An incision is made towards the nipple to remove pus, then a drainage system is installed for 5-10 days to drain the purulent discharge. During this time, novocaine, antiseptics and antibiotics (Dioxidin, Furacillin, Chlorhexidine, Penicillin) are injected into the incision. The sutures are removed after 8-10 days.

Should I continue breastfeeding after treatment?

Until the results of a bacteriological study of milk from healthy and damaged breasts are known, the child should not be fed. breast milk. If milk has positive characteristics in a healthy breast, it can be expressed, pasteurized and used to feed a baby ().

If mastitis takes a severe course, complicated by relapses, breastfeeding is stopped by medication (Dostinex, Parlodel).

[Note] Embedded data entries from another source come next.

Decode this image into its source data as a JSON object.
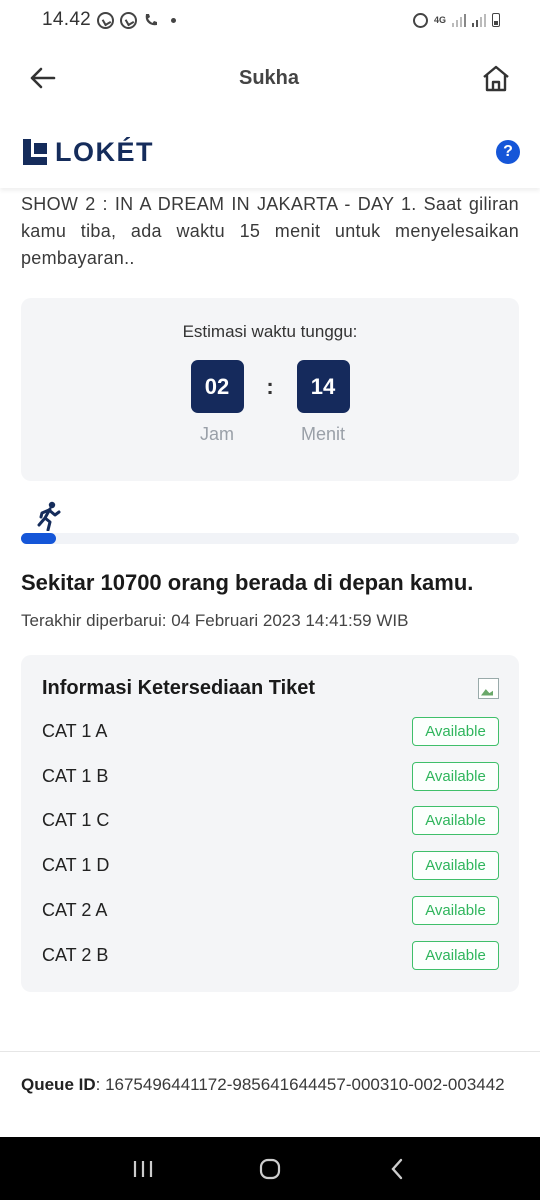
{
  "status_bar": {
    "time": "14.42",
    "network": "4G"
  },
  "app_bar": {
    "title": "Sukha"
  },
  "brand": {
    "logo_text": "LOKÉT",
    "help_label": "?",
    "brand_color": "#152c5b",
    "accent_color": "#1556d8"
  },
  "queue": {
    "message": "SHOW 2 : IN A DREAM IN JAKARTA - DAY 1. Saat giliran kamu tiba, ada waktu 15 menit untuk menyelesaikan pembayaran..",
    "wait_label": "Estimasi waktu tunggu:",
    "hours": "02",
    "hours_unit": "Jam",
    "separator": ":",
    "minutes": "14",
    "minutes_unit": "Menit",
    "progress_fraction": 0.07,
    "people_ahead": "Sekitar 10700 orang berada di depan kamu.",
    "last_updated": "Terakhir diperbarui: 04 Februari 2023 14:41:59 WIB"
  },
  "availability": {
    "title": "Informasi Ketersediaan Tiket",
    "items": [
      {
        "name": "CAT 1 A",
        "status": "Available"
      },
      {
        "name": "CAT 1 B",
        "status": "Available"
      },
      {
        "name": "CAT 1 C",
        "status": "Available"
      },
      {
        "name": "CAT 1 D",
        "status": "Available"
      },
      {
        "name": "CAT 2 A",
        "status": "Available"
      },
      {
        "name": "CAT 2 B",
        "status": "Available"
      }
    ],
    "available_color": "#2fb55c"
  },
  "footer": {
    "queue_id_label": "Queue ID",
    "queue_id_value": ": 1675496441172-985641644457-000310-002-003442"
  }
}
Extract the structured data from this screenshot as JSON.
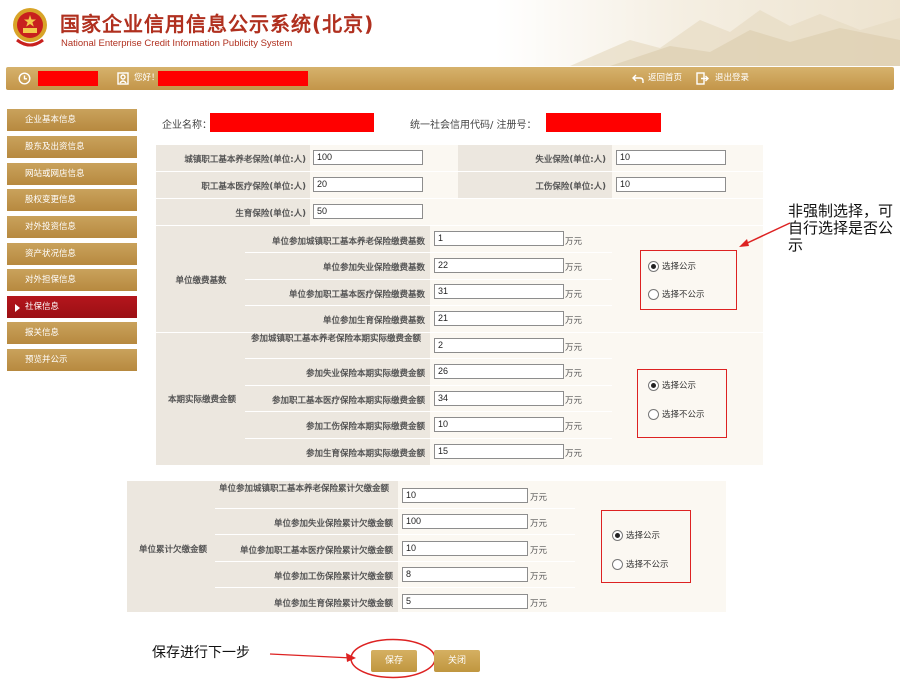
{
  "header": {
    "title": "国家企业信用信息公示系统(北京)",
    "subtitle": "National Enterprise Credit Information Publicity System"
  },
  "topbar": {
    "greeting": "您好！",
    "home_label": "返回首页",
    "logout_label": "退出登录"
  },
  "sidebar": {
    "items": [
      {
        "label": "企业基本信息"
      },
      {
        "label": "股东及出资信息"
      },
      {
        "label": "网站或网店信息"
      },
      {
        "label": "股权变更信息"
      },
      {
        "label": "对外投资信息"
      },
      {
        "label": "资产状况信息"
      },
      {
        "label": "对外担保信息"
      },
      {
        "label": "社保信息"
      },
      {
        "label": "报关信息"
      },
      {
        "label": "预览并公示"
      }
    ],
    "active_index": 7
  },
  "company": {
    "name_label": "企业名称：",
    "code_label": "统一社会信用代码/ 注册号："
  },
  "insured": {
    "pension_label": "城镇职工基本养老保险(单位:人)",
    "pension_value": "100",
    "unemployment_label": "失业保险(单位:人)",
    "unemployment_value": "10",
    "medical_label": "职工基本医疗保险(单位:人)",
    "medical_value": "20",
    "injury_label": "工伤保险(单位:人)",
    "injury_value": "10",
    "maternity_label": "生育保险(单位:人)",
    "maternity_value": "50"
  },
  "base": {
    "group_label": "单位缴费基数",
    "rows": [
      {
        "label": "单位参加城镇职工基本养老保险缴费基数",
        "value": "1",
        "unit": "万元"
      },
      {
        "label": "单位参加失业保险缴费基数",
        "value": "22",
        "unit": "万元"
      },
      {
        "label": "单位参加职工基本医疗保险缴费基数",
        "value": "31",
        "unit": "万元"
      },
      {
        "label": "单位参加生育保险缴费基数",
        "value": "21",
        "unit": "万元"
      }
    ],
    "publish_label": "选择公示",
    "unpublish_label": "选择不公示"
  },
  "actual": {
    "group_label": "本期实际缴费金额",
    "rows": [
      {
        "label": "参加城镇职工基本养老保险本期实际缴费金额",
        "value": "2",
        "unit": "万元"
      },
      {
        "label": "参加失业保险本期实际缴费金额",
        "value": "26",
        "unit": "万元"
      },
      {
        "label": "参加职工基本医疗保险本期实际缴费金额",
        "value": "34",
        "unit": "万元"
      },
      {
        "label": "参加工伤保险本期实际缴费金额",
        "value": "10",
        "unit": "万元"
      },
      {
        "label": "参加生育保险本期实际缴费金额",
        "value": "15",
        "unit": "万元"
      }
    ],
    "publish_label": "选择公示",
    "unpublish_label": "选择不公示"
  },
  "arrears": {
    "group_label": "单位累计欠缴金额",
    "rows": [
      {
        "label": "单位参加城镇职工基本养老保险累计欠缴金额",
        "value": "10",
        "unit": "万元"
      },
      {
        "label": "单位参加失业保险累计欠缴金额",
        "value": "100",
        "unit": "万元"
      },
      {
        "label": "单位参加职工基本医疗保险累计欠缴金额",
        "value": "10",
        "unit": "万元"
      },
      {
        "label": "单位参加工伤保险累计欠缴金额",
        "value": "8",
        "unit": "万元"
      },
      {
        "label": "单位参加生育保险累计欠缴金额",
        "value": "5",
        "unit": "万元"
      }
    ],
    "publish_label": "选择公示",
    "unpublish_label": "选择不公示"
  },
  "annotations": {
    "optional_note": "非强制选择，可自行选择是否公示",
    "save_note": "保存进行下一步"
  },
  "buttons": {
    "save_label": "保存",
    "close_label": "关闭"
  },
  "colors": {
    "gold": "#c9a25c",
    "active_red": "#b4161d",
    "title_red": "#b0301f",
    "annotation_red": "#dd2222"
  }
}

Complications of purulent mastitis


The negative consequences of the disease are divided into complications of mastitis (phlegmon, gangrene, blood poisoning) and postoperative complications:

    milk fistula;

    Inflammation of the surgical wound;

    Recurrence of purulent mastitis;

    cosmetic defect;

    Scarring and deformity of the breast.

Prevention

To prevent purulent inflammation of the mammary gland, precautionary measures must be taken:

    Rationally and fully eat to maintain immunity;

    Take a shower in a timely manner, change clothes;

    Wear a cotton bra that fits exactly the right size;

    Wash your breasts after feeding warm water leaving it open for 10-15 minutes;

    Treat nipple cracks (bepanten, solcoseryl ointment);

    Express milk without allowing it to stagnate.

At the slightest suspicion of the onset of inflammation in the mammary gland, you should immediately consult a doctor. In this case, it is possible to minimize the consequences of purulent mastitis.


Education: Diploma in Obstetrics and Gynecology obtained from the Russian State medical university Federal Agency for Health and social development(2010). In 2013, she completed her postgraduate studies at the NMU. N. I. Pirogov.